I would like to start a workflow only if it was not completed in the last N milliseconds. Looks like I can filter workflows by start time and end time with execution filters, but how I can I get the last end timestamp of a single workflow?
WorkflowStub stb = client.newUntypedWorkflowStub("WORKFLOW_ID", Optional.empty(), Optional.of("LongRunningWorkflow"));
if (currentTime - stb.lastCompletionEndTimestamp > N ) {
stb.start();
}
You can use DescribeWorkflowExecution API. Its result contains workflow_execution_info.close_time field.
Another, more generic option is to not complete the workflow once its logic is done and sleep for some time before completing. Then use signal with start to either signal an open workflow or start a new one.
Hey, @maxim, I have a question regarding the solution
Another, more generic option is to not complete the workflow once its logic is done and sleep for some time before completing. Then use signal with start to either signal an open workflow or start a new one.
If we do this, how can we know outside of the workflow when the logic is actually done and the workflow is just sleeping.
Code would look something similar to
public class ChildWorkflowImpl {
private Boolean done = false;
// @WorkflowMethod
public void createChild() {
childActivity();
childActivity2();
childActivity3();
done = true;
Workflow.sleep(Duration.ofDays(1));
}
// @SignalMethod
public void awaitDone() {
Workflow.await(() -> !done);
}
}
public class ParentWorkflowImpl {
@WorkflowMethod
public void createParent() {
// ... some setup I am not sure how to do
Async.procedure(childWorkflow::createChild);
childWorkflow.awaitDone();
// parentActivity needs the child to be done for
// some resources to be created in an external service
parentActivity();
}
}
I am able to keep the child workflows running for minutes (later will change to days), but I am not able to “connect” to them form new parent workflow runs.
Also… If I run again, the child workflows fail with START_CHILD_WORKFLOW_EXECUTION_FAILED_CAUSE_WORKFLOW_ALREADY_EXISTS, even though I expected it to attach to the running workflow.
Signals are fully asynchronous. So the signal sender gets confirmation immediately as soon as the signal is delivered. But it doesn’t wait for the signal processing. So your approach of blocking the signal handler is not going to work.
I’m confused why you just don’t invoke the child synchronously from the parent?
@WorkflowMethod
public void createParent() {
// this blocks until the child is completed
childWorkflow.createChild();
parentActivity();
}
Another, more generic option is to not complete the workflow once its logic is done and sleep for some time before completing. Then use signal with start to either signal an open workflow or start a new one.
I have the Workflow.sleep call inside the childWorkflow.createChild(). Should I do the sleep in some other place?

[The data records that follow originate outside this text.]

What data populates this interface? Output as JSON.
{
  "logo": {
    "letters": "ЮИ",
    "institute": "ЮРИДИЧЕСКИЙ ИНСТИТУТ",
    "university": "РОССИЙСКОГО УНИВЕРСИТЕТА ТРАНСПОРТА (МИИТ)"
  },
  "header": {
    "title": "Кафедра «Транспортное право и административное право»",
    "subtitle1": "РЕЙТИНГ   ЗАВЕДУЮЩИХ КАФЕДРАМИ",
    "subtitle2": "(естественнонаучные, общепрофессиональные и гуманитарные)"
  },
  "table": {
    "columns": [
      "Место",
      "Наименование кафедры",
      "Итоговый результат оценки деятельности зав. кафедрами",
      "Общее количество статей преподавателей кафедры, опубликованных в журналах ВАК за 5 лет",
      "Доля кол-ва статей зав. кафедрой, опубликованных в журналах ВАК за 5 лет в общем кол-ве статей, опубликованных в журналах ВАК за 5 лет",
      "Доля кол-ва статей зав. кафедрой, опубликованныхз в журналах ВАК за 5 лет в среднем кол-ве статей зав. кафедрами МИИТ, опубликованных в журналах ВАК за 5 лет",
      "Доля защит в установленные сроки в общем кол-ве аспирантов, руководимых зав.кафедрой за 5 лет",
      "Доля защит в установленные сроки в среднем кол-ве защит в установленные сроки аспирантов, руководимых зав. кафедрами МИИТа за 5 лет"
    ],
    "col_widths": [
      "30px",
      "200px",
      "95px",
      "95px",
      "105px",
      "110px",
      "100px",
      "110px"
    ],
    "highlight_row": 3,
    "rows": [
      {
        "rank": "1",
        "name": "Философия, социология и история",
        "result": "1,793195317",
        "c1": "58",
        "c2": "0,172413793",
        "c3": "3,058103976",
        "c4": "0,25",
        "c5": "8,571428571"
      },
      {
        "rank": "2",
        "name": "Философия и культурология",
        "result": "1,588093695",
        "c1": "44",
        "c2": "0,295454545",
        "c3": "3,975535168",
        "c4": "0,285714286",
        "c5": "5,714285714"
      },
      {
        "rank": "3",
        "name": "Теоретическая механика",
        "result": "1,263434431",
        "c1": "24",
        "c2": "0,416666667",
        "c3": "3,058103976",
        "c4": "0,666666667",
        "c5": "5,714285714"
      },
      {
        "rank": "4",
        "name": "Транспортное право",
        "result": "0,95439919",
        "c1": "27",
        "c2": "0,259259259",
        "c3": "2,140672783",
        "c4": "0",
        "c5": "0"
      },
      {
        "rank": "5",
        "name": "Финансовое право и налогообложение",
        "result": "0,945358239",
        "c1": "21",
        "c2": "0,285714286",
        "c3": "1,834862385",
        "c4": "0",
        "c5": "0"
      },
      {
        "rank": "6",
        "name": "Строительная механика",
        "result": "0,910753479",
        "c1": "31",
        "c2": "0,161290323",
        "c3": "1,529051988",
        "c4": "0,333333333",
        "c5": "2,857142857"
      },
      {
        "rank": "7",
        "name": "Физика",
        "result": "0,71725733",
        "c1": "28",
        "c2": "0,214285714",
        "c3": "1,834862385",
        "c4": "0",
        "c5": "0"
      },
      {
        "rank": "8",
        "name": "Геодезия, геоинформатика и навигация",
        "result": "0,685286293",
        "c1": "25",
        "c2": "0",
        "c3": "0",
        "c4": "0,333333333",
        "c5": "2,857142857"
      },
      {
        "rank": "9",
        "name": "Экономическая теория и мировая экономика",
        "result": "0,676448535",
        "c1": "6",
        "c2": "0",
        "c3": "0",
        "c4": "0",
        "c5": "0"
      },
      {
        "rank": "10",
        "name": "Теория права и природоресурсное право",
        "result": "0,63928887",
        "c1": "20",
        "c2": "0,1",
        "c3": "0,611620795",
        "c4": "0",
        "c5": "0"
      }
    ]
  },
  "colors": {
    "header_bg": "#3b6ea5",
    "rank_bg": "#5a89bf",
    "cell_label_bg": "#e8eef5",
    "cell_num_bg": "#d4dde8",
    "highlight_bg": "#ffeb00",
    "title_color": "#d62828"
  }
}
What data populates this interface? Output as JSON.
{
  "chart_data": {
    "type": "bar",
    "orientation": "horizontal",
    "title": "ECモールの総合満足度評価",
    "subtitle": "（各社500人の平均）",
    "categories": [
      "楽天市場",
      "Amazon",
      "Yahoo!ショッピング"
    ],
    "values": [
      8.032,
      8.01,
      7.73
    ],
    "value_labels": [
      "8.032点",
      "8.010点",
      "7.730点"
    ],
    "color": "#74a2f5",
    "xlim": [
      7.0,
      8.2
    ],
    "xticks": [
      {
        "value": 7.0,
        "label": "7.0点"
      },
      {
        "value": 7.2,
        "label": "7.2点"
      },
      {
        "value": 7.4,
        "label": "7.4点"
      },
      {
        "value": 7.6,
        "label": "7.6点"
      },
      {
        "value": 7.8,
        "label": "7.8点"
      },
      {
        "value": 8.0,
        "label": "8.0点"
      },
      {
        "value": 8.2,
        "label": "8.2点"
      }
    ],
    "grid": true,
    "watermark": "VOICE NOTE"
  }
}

Even if the logic may take minutes it will take workflow to be done over a day, and you would like to know when logic is done, not the whole workflow.
That is an interesting solution, I will test it out!
We need to do this because the real use case is a little more complex. The child workflow is to create tables in BigQuery, then the parent workflow could use any number of the child tables to generate a joined table from them. So, we do not know beforehand which child tables we will use at all and if they will be used by zero or many parent tables.
The specific case is that the child tables, since can be used many times by parent tables, we don’t want them to be re calculated again and again if the data is fresh enough, so we want to re use the calculated one for up to a day and then if called after the day, it should be recalculated.
Hope this is clear, let me know if I need to explain something better. And please let me know if this design for using Temporal makes sense to you.
Sure thing. We have a set of queries based on external data to be ran and stored in BigQuery, let’s call them base tables, then these base tables are used to calculate what we will call a product table by joining some of the base tables together.
Since the base tables are created based on external data, they can become “stale” if a lot of time has passed between the base table being created and then used to create a product table.
So the idea is that the base tables are calculated as they are needed for product tables, that means, if the product table 1 needs base tables A and B, we calculate base tables A and B and when they are done, use them to calculate product table 1. But if right afterwards we need to calculate product table 2 which needs base tables A and B again, we don’t want to re calculate them, since that would be a waste of time, it has just passed a few minutes.
The idea then is that a base table once calculated, is considered “fresh” enough for a whole day, and after the day, we want to consider it stale and re calculate it again if it is ever needed.
How many base and product tables are you targeting?
The simplest solution would be to have a single workflow that keeps staticstics about all the tables. But it assumes a bounded number of tables. This workflow would start activities and child workflows to execute refreshes.
What we ended up doing is that we removed the child / parent idea and treated each of the workflows separately, but triggered base workflow from product workflow.
The problem with child/parent was that whenever a product workflow finished, base workflow was terminated and not let to sleep for 1 day.
Warning: java pseudo-code, trying to convey an idea only
It is possible to start a child in the abandoned mode. But in your case of an n-to-n relationship it doesn’t make sense to use child workflows. So your current approach is fine.